In contrast, Friedan’s reliance on Maslow’s hierarchy of needs in Chapter 13 has aged well; he is one of the few major social scientists that she cites whose work has inspired little critique and features with few caveats in a variety of college courses. In tracing a link between poor mental health and poor physical health in women who cannot fulfill the needs Maslow describes as important for adult life, Friedan is ahead of her time. While the contemporary era is one in which ever-increasing numbers of people discuss mental health openly and frequently, such frank conversations were not a staple of Friedan’s era, making her insight all the more important to her readers.

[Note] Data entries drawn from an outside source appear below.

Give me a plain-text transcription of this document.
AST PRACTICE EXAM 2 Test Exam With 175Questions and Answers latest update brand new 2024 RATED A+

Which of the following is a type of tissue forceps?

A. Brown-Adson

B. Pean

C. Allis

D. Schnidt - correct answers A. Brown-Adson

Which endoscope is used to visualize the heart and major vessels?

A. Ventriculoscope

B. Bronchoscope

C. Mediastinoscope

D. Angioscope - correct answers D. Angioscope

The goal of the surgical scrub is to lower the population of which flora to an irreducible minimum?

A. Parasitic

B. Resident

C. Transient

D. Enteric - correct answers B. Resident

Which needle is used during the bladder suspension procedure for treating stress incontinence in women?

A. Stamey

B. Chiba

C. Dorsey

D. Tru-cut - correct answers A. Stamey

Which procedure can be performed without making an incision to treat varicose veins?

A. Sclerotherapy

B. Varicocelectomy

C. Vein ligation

In her discussions of childrearing and sex, Friedan returns to a strategy she has used throughout The Feminine Mystique: arguing that progress for women will benefit all of society (in this case, children and husbands). Rhetorically, this broadens the appeal of her work. On the other hand, one could argue that feminism should not “have to” prove itself useful to anyone but women—i.e., that respecting women’s inherent human dignity means respecting their own plight as reason enough to demand change. The strategy also raises questions about the extent to which society has historically expected women to prioritize the needs of others, and whether those expectations seep into even feminism itself.